Life isn’t meant to be easy. We know that. Many of us have heard it since we were children. We need to stretch and grow, learning to rely on our Savior Jesus Christ and to become like Him. This often happens through trials and hardships—sometimes by the Lord’s design and sometimes because we are mortals living in a mortal world.
Knowing about this has led to a problem for me, and I believe there are many other people with the same problem. I wear my hardships like a badge of honor. I assume that they are meant to be thorns in my side (2 Corinthians 12:7). When life is hard, I tell myself that it’s the Lord’s will—without asking Him if it really is. I ask Him to help me through it, but I forget to ask Him to take it away.

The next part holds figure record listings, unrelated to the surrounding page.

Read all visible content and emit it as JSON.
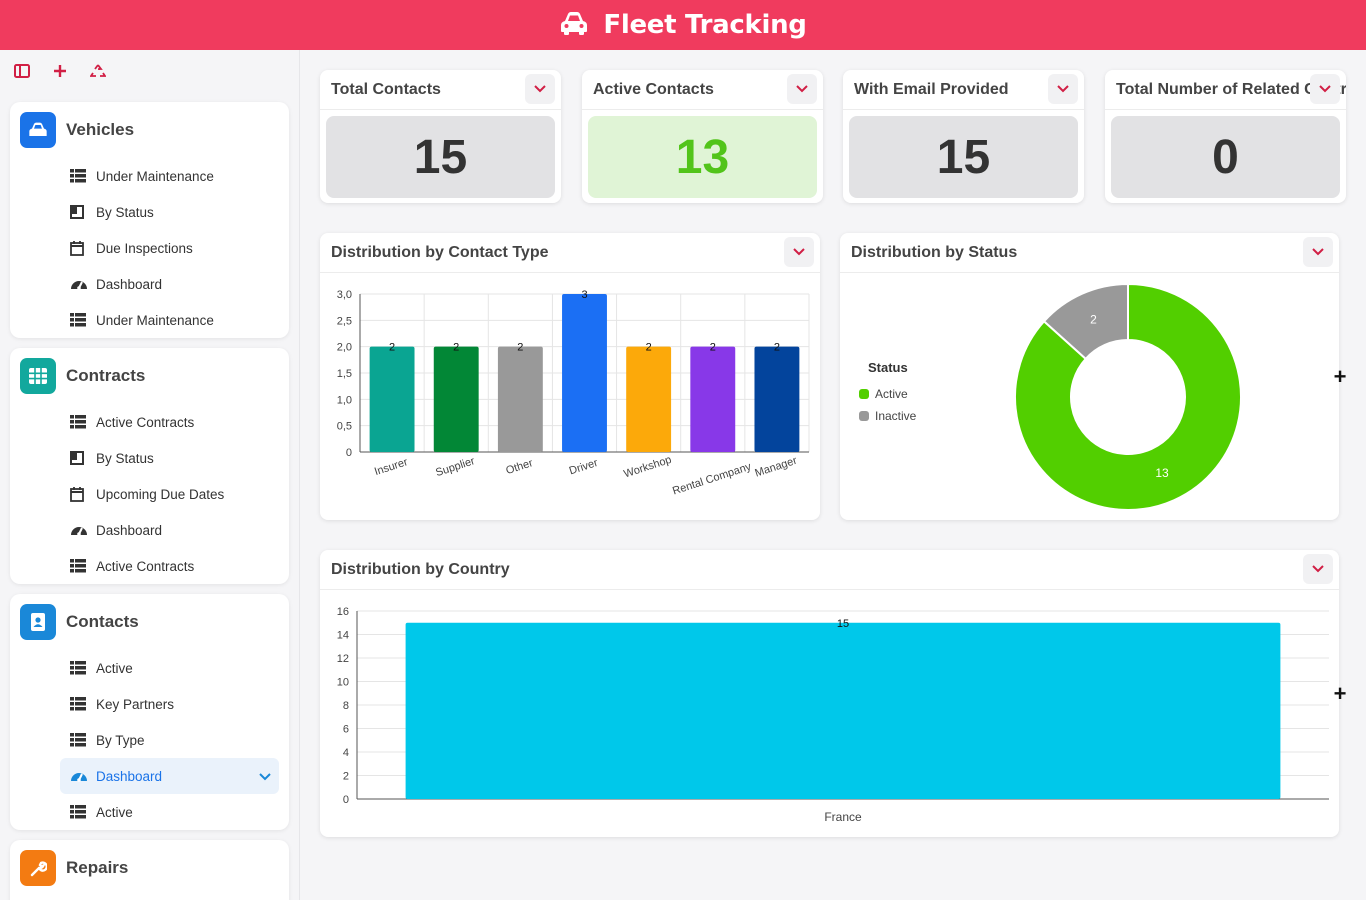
{
  "app": {
    "title": "Fleet Tracking"
  },
  "sidebar": {
    "groups": [
      {
        "title": "Vehicles",
        "color": "#1a73e8",
        "items": [
          {
            "label": "Under Maintenance",
            "icon": "table-icon"
          },
          {
            "label": "By Status",
            "icon": "kanban-icon"
          },
          {
            "label": "Due Inspections",
            "icon": "calendar-icon"
          },
          {
            "label": "Dashboard",
            "icon": "gauge-icon"
          },
          {
            "label": "Under Maintenance",
            "icon": "table-icon"
          }
        ]
      },
      {
        "title": "Contracts",
        "color": "#12a89d",
        "items": [
          {
            "label": "Active Contracts",
            "icon": "table-icon"
          },
          {
            "label": "By Status",
            "icon": "kanban-icon"
          },
          {
            "label": "Upcoming Due Dates",
            "icon": "calendar-icon"
          },
          {
            "label": "Dashboard",
            "icon": "gauge-icon"
          },
          {
            "label": "Active Contracts",
            "icon": "table-icon"
          }
        ]
      },
      {
        "title": "Contacts",
        "color": "#1a88d8",
        "items": [
          {
            "label": "Active",
            "icon": "table-icon"
          },
          {
            "label": "Key Partners",
            "icon": "table-icon"
          },
          {
            "label": "By Type",
            "icon": "table-icon"
          },
          {
            "label": "Dashboard",
            "icon": "gauge-icon",
            "active": true
          },
          {
            "label": "Active",
            "icon": "table-icon"
          }
        ]
      },
      {
        "title": "Repairs",
        "color": "#f37b12",
        "items": []
      }
    ]
  },
  "kpis": [
    {
      "title": "Total Contacts",
      "value": "15"
    },
    {
      "title": "Active Contacts",
      "value": "13"
    },
    {
      "title": "With Email Provided",
      "value": "15"
    },
    {
      "title": "Total Number of Related Contracts",
      "value": "0"
    }
  ],
  "charts": {
    "contact_type_title": "Distribution by Contact Type",
    "status_title": "Distribution by Status",
    "country_title": "Distribution by Country"
  },
  "chart_data": [
    {
      "type": "bar",
      "title": "Distribution by Contact Type",
      "categories": [
        "Insurer",
        "Supplier",
        "Other",
        "Driver",
        "Workshop",
        "Rental Company",
        "Manager"
      ],
      "values": [
        2,
        2,
        2,
        3,
        2,
        2,
        2
      ],
      "colors": [
        "#0aa592",
        "#028736",
        "#999999",
        "#1b6ff4",
        "#fca90a",
        "#8838e8",
        "#03449c"
      ],
      "ylim": [
        0,
        3
      ],
      "yticks": [
        "0",
        "0,5",
        "1,0",
        "1,5",
        "2,0",
        "2,5",
        "3,0"
      ]
    },
    {
      "type": "pie",
      "title": "Distribution by Status",
      "legend_title": "Status",
      "legend_position": "left",
      "labels": [
        "Active",
        "Inactive"
      ],
      "values": [
        13,
        2
      ],
      "colors": [
        "#52cf00",
        "#999999"
      ]
    },
    {
      "type": "bar",
      "title": "Distribution by Country",
      "categories": [
        "France"
      ],
      "values": [
        15
      ],
      "colors": [
        "#00c8ea"
      ],
      "ylim": [
        0,
        16
      ],
      "yticks": [
        "0",
        "2",
        "4",
        "6",
        "8",
        "10",
        "12",
        "14",
        "16"
      ]
    }
  ]
}
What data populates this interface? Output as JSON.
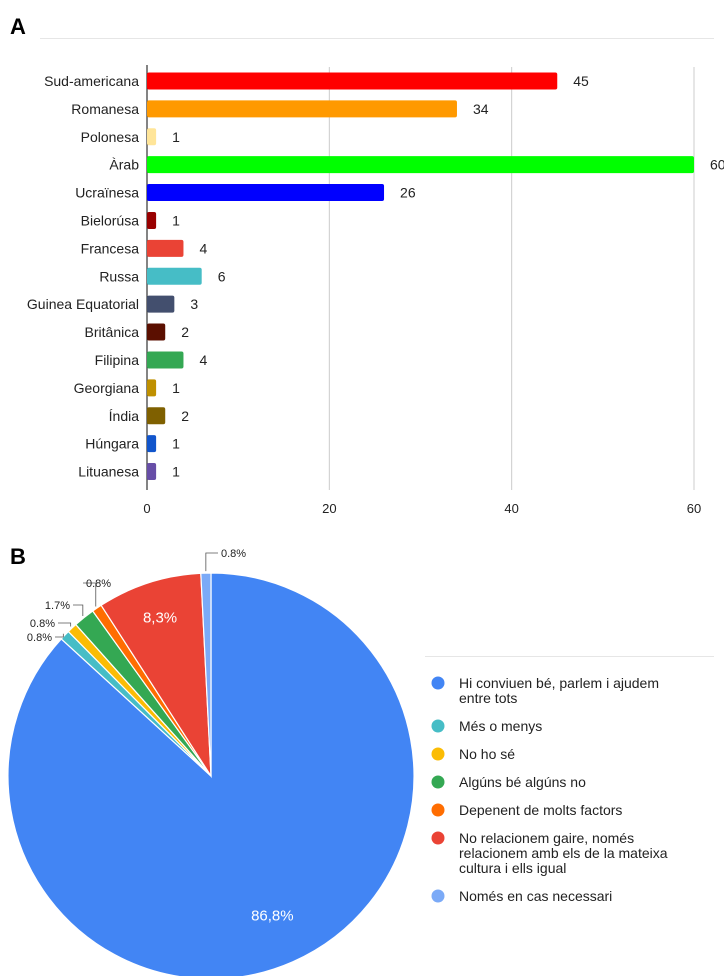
{
  "panels": {
    "a": "A",
    "b": "B"
  },
  "chart_data": [
    {
      "type": "bar",
      "orientation": "horizontal",
      "title": "",
      "xlabel": "",
      "ylabel": "",
      "xlim": [
        0,
        60
      ],
      "ticks": [
        "0",
        "20",
        "40",
        "60"
      ],
      "grid": true,
      "categories": [
        "Sud-americana",
        "Romanesa",
        "Polonesa",
        "Àrab",
        "Ucraïnesa",
        "Bielorúsa",
        "Francesa",
        "Russa",
        "Guinea Equatorial",
        "Britânica",
        "Filipina",
        "Georgiana",
        "Índia",
        "Húngara",
        "Lituanesa"
      ],
      "values": [
        45,
        34,
        1,
        60,
        26,
        1,
        4,
        6,
        3,
        2,
        4,
        1,
        2,
        1,
        1
      ],
      "value_labels": [
        "45",
        "34",
        "1",
        "60",
        "26",
        "1",
        "4",
        "6",
        "3",
        "2",
        "4",
        "1",
        "2",
        "1",
        "1"
      ],
      "colors": [
        "#ff0000",
        "#ff9900",
        "#ffe599",
        "#00ff00",
        "#0000ff",
        "#990000",
        "#ea4335",
        "#46bdc6",
        "#434f6e",
        "#5b0f00",
        "#34a853",
        "#bf9000",
        "#7f6000",
        "#1155cc",
        "#674ea7"
      ]
    },
    {
      "type": "pie",
      "title": "",
      "legend_position": "right",
      "slices": [
        {
          "label": "Hi conviuen bé, parlem i ajudem entre tots",
          "legend_lines": [
            "Hi conviuen bé, parlem i ajudem",
            "entre tots"
          ],
          "value": 86.8,
          "display": "86,8%",
          "color": "#4285f4"
        },
        {
          "label": "Més o menys",
          "legend_lines": [
            "Més o menys"
          ],
          "value": 0.8,
          "display": "0.8%",
          "color": "#46bdc6"
        },
        {
          "label": "No ho sé",
          "legend_lines": [
            "No ho sé"
          ],
          "value": 0.8,
          "display": "0.8%",
          "color": "#fbbc04"
        },
        {
          "label": "Algúns bé algúns no",
          "legend_lines": [
            "Algúns bé algúns no"
          ],
          "value": 1.7,
          "display": "1.7%",
          "color": "#34a853"
        },
        {
          "label": "Depenent de molts factors",
          "legend_lines": [
            "Depenent de molts factors"
          ],
          "value": 0.8,
          "display": "0.8%",
          "color": "#ff6d01"
        },
        {
          "label": "No relacionem gaire, només relacionem amb els de la mateixa cultura i ells igual",
          "legend_lines": [
            "No relacionem gaire, només",
            "relacionem amb els de la mateixa",
            "cultura i ells igual"
          ],
          "value": 8.3,
          "display": "8,3%",
          "color": "#ea4335"
        },
        {
          "label": "Només en cas necessari",
          "legend_lines": [
            "Només en cas necessari"
          ],
          "value": 0.8,
          "display": "0.8%",
          "color": "#7baaf7"
        }
      ]
    }
  ]
}
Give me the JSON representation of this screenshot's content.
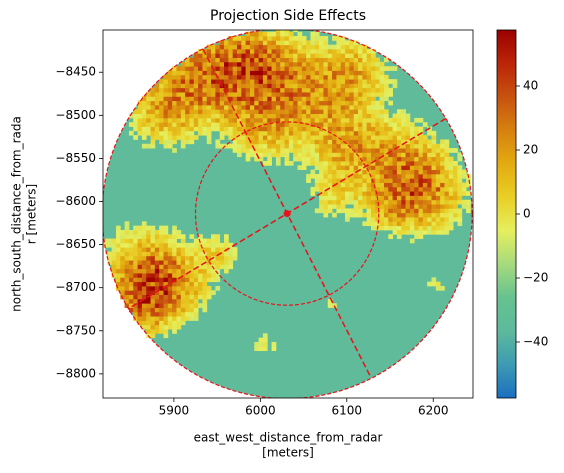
{
  "chart_data": {
    "type": "radar-ppi",
    "title": "Projection Side Effects",
    "xlabel": [
      "east_west_distance_from_radar",
      "[meters]"
    ],
    "ylabel": [
      "north_south_distance_from_rada",
      "r [meters]"
    ],
    "xlim": [
      5818,
      6246
    ],
    "ylim": [
      -8828,
      -8401
    ],
    "xticks": [
      5900,
      6000,
      6100,
      6200
    ],
    "yticks": [
      {
        "value": -8450,
        "label": "−8450"
      },
      {
        "value": -8500,
        "label": "−8500"
      },
      {
        "value": -8550,
        "label": "−8550"
      },
      {
        "value": -8600,
        "label": "−8600"
      },
      {
        "value": -8650,
        "label": "−8650"
      },
      {
        "value": -8700,
        "label": "−8700"
      },
      {
        "value": -8750,
        "label": "−8750"
      },
      {
        "value": -8800,
        "label": "−8800"
      }
    ],
    "clim": [
      -57.5,
      57.5
    ],
    "cticks": [
      {
        "value": -40,
        "label": "−40"
      },
      {
        "value": -20,
        "label": "−20"
      },
      0,
      20,
      40
    ],
    "colormap": [
      "#1a6fc0",
      "#3d9bb3",
      "#5db99c",
      "#66c28f",
      "#a6da7e",
      "#e6ef5e",
      "#e8cf26",
      "#e3ab10",
      "#d6810f",
      "#c7520f",
      "#bb2508",
      "#9c0000"
    ],
    "center": [
      6031,
      -8614
    ],
    "range_rings": [
      106,
      214
    ],
    "azimuth_lines": [
      59,
      333
    ],
    "annotation_color": "#e8121b"
  }
}
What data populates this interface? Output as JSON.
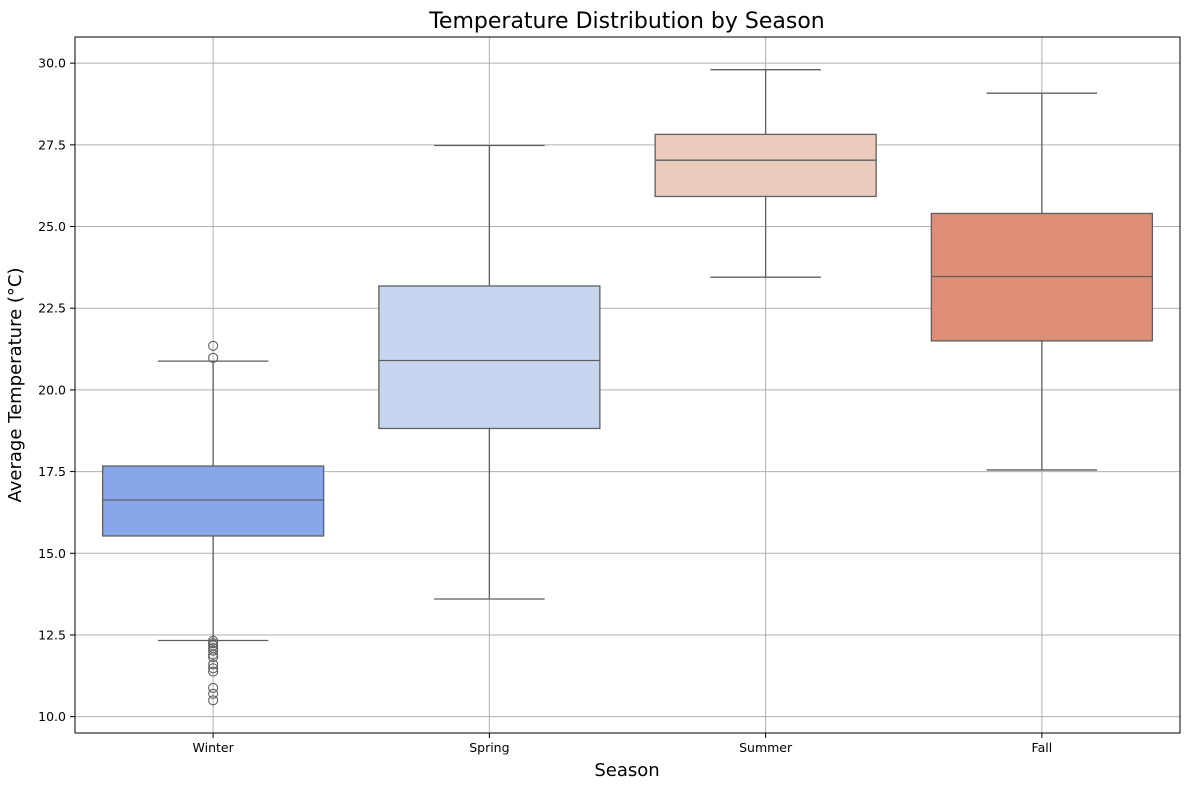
{
  "chart_data": {
    "type": "box",
    "title": "Temperature Distribution by Season",
    "xlabel": "Season",
    "ylabel": "Average Temperature (°C)",
    "ylim": [
      9.5,
      30.8
    ],
    "yticks": [
      10.0,
      12.5,
      15.0,
      17.5,
      20.0,
      22.5,
      25.0,
      27.5,
      30.0
    ],
    "ytick_labels": [
      "10.0",
      "12.5",
      "15.0",
      "17.5",
      "20.0",
      "22.5",
      "25.0",
      "27.5",
      "30.0"
    ],
    "grid": true,
    "categories": [
      "Winter",
      "Spring",
      "Summer",
      "Fall"
    ],
    "boxes": [
      {
        "category": "Winter",
        "whisker_low": 12.33,
        "q1": 15.53,
        "median": 16.63,
        "q3": 17.67,
        "whisker_high": 20.88,
        "color": "#88a6ea",
        "outliers": [
          21.35,
          20.98,
          12.32,
          12.25,
          12.18,
          12.1,
          12.02,
          11.9,
          11.82,
          11.6,
          11.48,
          11.38,
          10.88,
          10.7,
          10.5
        ]
      },
      {
        "category": "Spring",
        "whisker_low": 13.6,
        "q1": 18.82,
        "median": 20.9,
        "q3": 23.18,
        "whisker_high": 27.48,
        "color": "#c7d5f0",
        "outliers": []
      },
      {
        "category": "Summer",
        "whisker_low": 23.45,
        "q1": 25.92,
        "median": 27.03,
        "q3": 27.82,
        "whisker_high": 29.8,
        "color": "#eacbbe",
        "outliers": []
      },
      {
        "category": "Fall",
        "whisker_low": 17.55,
        "q1": 21.5,
        "median": 23.47,
        "q3": 25.4,
        "whisker_high": 29.08,
        "color": "#de8d76",
        "outliers": []
      }
    ]
  }
}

When my anxiety and depression became severe nine years ago, I prayed for deliverance. Instead, the Lord took me on a long journey filled with struggles and pain. Along the way, I learned more about Him and about myself. Eventually, the burden was partially lifted, though never taken away completely. It is a mortal weakness that I will live with while the Lord proves His strength through me.
This is why, when the anxiety flared up again after the birth of my children, I didn’t ask for deliverance. I’ve been suffering through it, asking for help, but never actually getting anywhere.
God is a God of miracles. He can do things we would never imagine possible. But He respects our right to choose and most of the time won’t act until we ask. We are told that if God isn’t performing miracles, it’s because we don’t believe (Mormon 9:20). Perhaps we don’t believe that He can, or perhaps we don’t believe that He will. Are we so focused on growing through our trials that we don’t ask for deliverance?
Recently I was thinking about the story in the Bible of Lazarus (John 11). When he fell ill, his sisters sent to Jesus to come and heal their brother. The sisters had the faith that Jesus could take away Lazarus’s illness. But Jesus delayed His coming. Lazarus died. When Jesus arrived, Martha told Him that in spite of her disappointment at her brother’s death, she still had faith. I realized that Jesus was teaching Martha an important lesson. She thought that her faith was strong enough to heal her brother from his illness, but He knew that her faith was strong enough to raise her brother from the dead.
Is it possible that my faith is stronger than I realize? If I ask the Lord in faith, can He do greater things than I’m expecting? I decided that I need to ask the Lord to deliver me and my family from our hardships. If it’s not His will, He will tell me so—and He will help us to move forward. But if I don’t ask, I won’t know. If it is His will, I’m opening the door to allow Him to work great miracles in my life. My hardships don’t need to be a badge of honor—the badge will be my faith and the power that God shows in my life. He is still a God of miracles, if we will only ask.